About

Storytelling is the essential human activity. The harder the situation, the more essential it is.

~ Tim O’Brien


Sometimes writing in private isn’t enough.

Writing in private definitely isn’t enough in trying to tell oscillating stories – stories that see, capture, hold for a minute, invent while thinking – that capture life in the middest of learning something. Nor is it enough for a writer who’s trying to imagine an audience for ideas taking shape. The ideas taking shape in this place will often focus on sorting through thinking that happens in learning that the paternity I carry in my heart and head, soul and history does not match the paternity I have learned that I carry genetically. There’s Pops. There is a bio dude. There are impacts everywhere on learning this new life detail, and understanding of impacts across years before learning that new detail. My first writing about this was a Facebook post to let family and friends in on the secret, and the deeper love of my parents that its discovery evoked.

In stitching together these various stories, words aren’t enough, either. Songs needs to play in between paragraphs, sometimes even need to play to define or context as single word. Images need to show up as part of description, as springboard for description – or to set a tone, to bring a particular hue to a story’s register, to stand in for nascent notions.

Words in other public spaces aren’t enough. Most public spaces are actually secret spaces where people addressing DNA surprises can honestly interact as part of “dealing with” new – always complex, sometimes disheartening, always provocative – information and understandings. Yet those spaces often set limitations on discussion topics, moving any working out of ideas linked to queerness, feminisms, race/ethnicity, politics, and sociopolitical constructs to other forums. They aren’t enough for people sorting and reflecting, reading and responding to complex situations – to situations that fit what writer Tim O’Brien calls hard situations. 

As someone who both writes and teaches – as well as teaches writing and teaching – I know that shaping ideas for an audience, for interactions, requires time working through shitty first drafts*, as Anne Lamott rightly calls this process, for storytelling to take shape. The posts here, then, are first attempts to externalise ideas, to perchance connect with other thinkers/readers, and to see about writing my way into something next, something more complex and clear, and to risk sharing bits of the oscillating storytelling on the way.

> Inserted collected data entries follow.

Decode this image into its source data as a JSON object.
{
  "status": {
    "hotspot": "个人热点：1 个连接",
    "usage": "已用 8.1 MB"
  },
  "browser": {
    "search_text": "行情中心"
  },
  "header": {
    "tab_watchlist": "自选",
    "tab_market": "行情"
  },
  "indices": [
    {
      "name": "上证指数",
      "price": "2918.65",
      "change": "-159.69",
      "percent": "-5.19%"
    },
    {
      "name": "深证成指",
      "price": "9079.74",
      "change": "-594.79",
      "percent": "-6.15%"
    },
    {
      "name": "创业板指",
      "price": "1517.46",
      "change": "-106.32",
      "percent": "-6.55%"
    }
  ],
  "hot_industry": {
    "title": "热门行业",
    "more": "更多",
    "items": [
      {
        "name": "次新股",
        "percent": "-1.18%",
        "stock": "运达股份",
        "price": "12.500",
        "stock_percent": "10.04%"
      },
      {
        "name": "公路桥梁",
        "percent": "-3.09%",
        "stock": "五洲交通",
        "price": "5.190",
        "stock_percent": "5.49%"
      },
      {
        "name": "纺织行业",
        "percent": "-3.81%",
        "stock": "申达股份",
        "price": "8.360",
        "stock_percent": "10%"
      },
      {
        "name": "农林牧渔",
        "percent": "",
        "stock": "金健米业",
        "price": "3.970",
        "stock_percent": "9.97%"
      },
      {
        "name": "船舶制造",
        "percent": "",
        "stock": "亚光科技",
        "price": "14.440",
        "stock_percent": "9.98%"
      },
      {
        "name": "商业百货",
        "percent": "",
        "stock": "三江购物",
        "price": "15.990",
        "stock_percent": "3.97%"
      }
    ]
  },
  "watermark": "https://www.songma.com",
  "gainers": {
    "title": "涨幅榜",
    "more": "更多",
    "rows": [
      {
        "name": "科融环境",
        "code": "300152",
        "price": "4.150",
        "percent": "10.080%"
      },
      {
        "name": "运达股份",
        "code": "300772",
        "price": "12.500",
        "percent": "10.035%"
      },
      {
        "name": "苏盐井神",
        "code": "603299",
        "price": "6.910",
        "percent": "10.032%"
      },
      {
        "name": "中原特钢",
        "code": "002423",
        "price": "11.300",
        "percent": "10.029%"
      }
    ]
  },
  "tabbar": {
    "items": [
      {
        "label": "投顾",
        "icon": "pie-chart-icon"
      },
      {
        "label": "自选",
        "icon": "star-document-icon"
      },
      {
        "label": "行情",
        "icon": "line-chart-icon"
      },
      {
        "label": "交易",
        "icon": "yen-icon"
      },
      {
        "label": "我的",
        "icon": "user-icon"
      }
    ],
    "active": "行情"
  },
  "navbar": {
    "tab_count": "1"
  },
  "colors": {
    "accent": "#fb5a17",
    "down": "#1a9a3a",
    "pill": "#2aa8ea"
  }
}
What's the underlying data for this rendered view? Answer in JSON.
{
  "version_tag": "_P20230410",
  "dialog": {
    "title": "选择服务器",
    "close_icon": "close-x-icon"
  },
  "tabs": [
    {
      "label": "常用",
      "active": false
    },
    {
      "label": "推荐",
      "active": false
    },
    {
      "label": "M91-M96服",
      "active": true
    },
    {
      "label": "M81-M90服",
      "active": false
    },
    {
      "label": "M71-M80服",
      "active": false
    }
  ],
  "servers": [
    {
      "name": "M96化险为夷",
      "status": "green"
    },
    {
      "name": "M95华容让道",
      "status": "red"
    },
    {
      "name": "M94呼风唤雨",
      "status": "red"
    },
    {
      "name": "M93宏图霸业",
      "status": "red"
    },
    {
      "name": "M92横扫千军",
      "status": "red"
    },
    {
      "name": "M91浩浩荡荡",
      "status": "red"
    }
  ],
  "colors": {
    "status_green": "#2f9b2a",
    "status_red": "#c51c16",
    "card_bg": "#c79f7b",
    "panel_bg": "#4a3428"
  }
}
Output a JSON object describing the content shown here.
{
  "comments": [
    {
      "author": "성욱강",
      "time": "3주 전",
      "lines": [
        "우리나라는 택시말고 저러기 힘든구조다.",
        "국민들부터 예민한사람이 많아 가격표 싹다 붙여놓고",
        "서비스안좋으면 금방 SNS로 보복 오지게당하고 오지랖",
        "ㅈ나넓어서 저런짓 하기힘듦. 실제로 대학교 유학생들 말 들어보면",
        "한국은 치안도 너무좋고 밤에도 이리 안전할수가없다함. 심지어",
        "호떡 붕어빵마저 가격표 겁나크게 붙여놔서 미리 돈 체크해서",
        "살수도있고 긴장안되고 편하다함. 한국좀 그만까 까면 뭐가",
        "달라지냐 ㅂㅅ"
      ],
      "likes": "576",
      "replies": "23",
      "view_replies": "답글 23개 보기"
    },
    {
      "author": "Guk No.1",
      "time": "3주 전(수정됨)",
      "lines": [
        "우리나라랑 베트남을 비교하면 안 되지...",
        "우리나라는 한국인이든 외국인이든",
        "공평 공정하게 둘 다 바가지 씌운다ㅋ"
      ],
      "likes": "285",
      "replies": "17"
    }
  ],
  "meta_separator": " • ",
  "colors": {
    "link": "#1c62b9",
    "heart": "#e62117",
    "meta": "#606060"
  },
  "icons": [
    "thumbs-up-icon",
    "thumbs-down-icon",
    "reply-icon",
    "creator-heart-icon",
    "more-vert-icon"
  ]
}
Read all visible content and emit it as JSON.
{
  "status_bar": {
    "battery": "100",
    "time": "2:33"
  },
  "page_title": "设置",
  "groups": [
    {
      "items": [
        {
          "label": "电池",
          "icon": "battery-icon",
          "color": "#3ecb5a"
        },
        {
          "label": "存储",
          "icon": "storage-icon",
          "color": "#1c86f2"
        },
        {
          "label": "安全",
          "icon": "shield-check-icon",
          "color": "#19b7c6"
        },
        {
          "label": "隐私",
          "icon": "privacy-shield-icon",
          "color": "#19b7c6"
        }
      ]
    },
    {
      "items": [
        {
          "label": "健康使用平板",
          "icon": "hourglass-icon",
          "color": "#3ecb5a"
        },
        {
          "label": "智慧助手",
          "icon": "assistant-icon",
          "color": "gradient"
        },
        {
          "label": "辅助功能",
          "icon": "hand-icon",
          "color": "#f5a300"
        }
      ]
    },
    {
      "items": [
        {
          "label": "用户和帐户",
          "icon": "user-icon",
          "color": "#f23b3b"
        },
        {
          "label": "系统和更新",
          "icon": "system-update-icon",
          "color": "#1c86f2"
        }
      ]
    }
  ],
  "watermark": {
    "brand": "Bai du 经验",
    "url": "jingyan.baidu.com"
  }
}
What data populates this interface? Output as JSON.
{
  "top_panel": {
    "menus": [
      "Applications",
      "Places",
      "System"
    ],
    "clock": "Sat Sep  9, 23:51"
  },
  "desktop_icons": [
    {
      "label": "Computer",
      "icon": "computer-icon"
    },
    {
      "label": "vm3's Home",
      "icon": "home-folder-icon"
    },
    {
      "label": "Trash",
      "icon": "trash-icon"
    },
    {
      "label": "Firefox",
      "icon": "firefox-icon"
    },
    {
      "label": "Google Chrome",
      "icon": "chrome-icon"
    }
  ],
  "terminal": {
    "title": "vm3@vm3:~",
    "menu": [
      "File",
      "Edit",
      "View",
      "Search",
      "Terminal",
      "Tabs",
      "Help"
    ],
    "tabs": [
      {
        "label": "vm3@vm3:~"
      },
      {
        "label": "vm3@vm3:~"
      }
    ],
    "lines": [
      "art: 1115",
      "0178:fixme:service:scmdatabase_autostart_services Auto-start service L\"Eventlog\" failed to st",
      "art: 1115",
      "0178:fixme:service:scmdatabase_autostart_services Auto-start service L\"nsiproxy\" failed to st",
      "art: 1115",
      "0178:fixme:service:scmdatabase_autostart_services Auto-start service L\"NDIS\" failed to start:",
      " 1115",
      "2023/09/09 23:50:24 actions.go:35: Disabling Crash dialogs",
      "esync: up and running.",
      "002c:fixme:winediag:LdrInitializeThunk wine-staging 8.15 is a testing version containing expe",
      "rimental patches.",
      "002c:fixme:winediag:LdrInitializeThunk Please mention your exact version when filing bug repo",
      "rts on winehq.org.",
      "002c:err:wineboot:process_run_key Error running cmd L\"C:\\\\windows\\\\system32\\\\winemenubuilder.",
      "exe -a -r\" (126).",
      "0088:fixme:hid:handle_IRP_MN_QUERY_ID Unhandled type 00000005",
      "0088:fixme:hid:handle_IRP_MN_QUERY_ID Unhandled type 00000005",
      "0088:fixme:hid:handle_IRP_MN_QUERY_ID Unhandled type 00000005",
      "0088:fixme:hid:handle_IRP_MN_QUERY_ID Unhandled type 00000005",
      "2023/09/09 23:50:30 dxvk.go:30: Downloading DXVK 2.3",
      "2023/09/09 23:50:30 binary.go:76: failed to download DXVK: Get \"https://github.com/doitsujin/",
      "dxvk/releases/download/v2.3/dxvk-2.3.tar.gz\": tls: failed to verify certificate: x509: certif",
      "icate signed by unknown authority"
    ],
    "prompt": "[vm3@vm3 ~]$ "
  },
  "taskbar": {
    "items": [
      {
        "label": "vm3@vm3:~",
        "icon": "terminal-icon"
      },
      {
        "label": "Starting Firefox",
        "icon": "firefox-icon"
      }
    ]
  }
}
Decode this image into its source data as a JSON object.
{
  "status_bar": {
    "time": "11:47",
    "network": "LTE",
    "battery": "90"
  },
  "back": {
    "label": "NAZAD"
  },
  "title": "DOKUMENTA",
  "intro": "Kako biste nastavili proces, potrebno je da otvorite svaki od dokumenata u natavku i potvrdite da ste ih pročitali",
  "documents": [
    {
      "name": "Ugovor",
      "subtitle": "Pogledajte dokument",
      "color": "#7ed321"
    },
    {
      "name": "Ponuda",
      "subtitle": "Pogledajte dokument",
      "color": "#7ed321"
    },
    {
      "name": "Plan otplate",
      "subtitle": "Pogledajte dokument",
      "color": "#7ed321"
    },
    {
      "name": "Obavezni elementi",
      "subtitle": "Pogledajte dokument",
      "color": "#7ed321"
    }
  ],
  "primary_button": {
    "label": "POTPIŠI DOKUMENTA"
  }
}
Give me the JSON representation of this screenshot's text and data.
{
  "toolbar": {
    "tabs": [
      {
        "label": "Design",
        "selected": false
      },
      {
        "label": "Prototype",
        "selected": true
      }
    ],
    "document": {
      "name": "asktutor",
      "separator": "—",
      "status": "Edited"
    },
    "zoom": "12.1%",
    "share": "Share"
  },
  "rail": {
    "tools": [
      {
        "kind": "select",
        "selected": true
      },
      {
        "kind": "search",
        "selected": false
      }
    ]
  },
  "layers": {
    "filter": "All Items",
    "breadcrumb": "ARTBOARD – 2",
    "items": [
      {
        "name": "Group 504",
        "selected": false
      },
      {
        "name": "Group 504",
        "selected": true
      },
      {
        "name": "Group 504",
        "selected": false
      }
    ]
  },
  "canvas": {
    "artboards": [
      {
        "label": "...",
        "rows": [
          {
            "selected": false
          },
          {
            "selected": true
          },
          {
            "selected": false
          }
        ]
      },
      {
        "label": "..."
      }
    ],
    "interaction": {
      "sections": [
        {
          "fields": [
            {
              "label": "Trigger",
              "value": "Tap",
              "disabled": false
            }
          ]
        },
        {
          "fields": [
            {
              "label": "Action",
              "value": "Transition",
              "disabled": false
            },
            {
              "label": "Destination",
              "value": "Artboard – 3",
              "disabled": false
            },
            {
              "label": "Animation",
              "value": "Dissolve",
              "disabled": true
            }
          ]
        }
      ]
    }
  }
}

(*A post about the shitty first draft concept. A pdf version of Lamott’s Shitty First Drafts essay. See also a second Lamott essay, Radio Station KFKD.)


I started this blog as my “digital fieldwork” work/make space while participating in the Teaching Complexity Online Seminar curated by Bonnie Stewart (then a Visiting Fellow, University of Arts, London) and David White (Head of Digital Learning, UAL), with #teachcomUAL reflecting the interactions before, during, after, because of seminar sessions.

The original About page opened with the following 3 paragraphs to provide context for that seminar’s second “digital field work” tasks:

I’m aiming for a blend of Make, curate and share + Contribute to discourse/knowledge by figuring out how to shape a blog space that isn’t academic (the last three I’ve managed were all linked to school – one to our tcg/lrng center, the other two to specific courses), which is a start to having me do something different in virtual space. That something different is still a blog, with motivations that are more personal than professional, and content interests that require me to learn in disciplinary and experiential realms that are new to me.

So, to make things just a little interesting, I’m organizing this blog around DNA “stuff” – drawing soon on colleagues’ genetic counseling research, on a friends genomics-related courses, and on related fiction/non-fiction works.

I have a long-term interest in genomics, and when I’m writing by choice it’s creative non-fiction with local/family history springboards for “bigger” discussions. Also, I’m one of the now many whose DNA profiles have turned up what’s known academically as “non-parental event” and colloquially as “not parent expected.” At this point, most of the secret group discussion spaces on this topic are decidedly unfriendly to feminist, race/ethnicity-informed/nuanced, queer friendly, non-christian perspectives and experiences. I want to figure out how to talk to that space – as well as to make a place where I can talk, and begin imagining, creating that necessary particular space.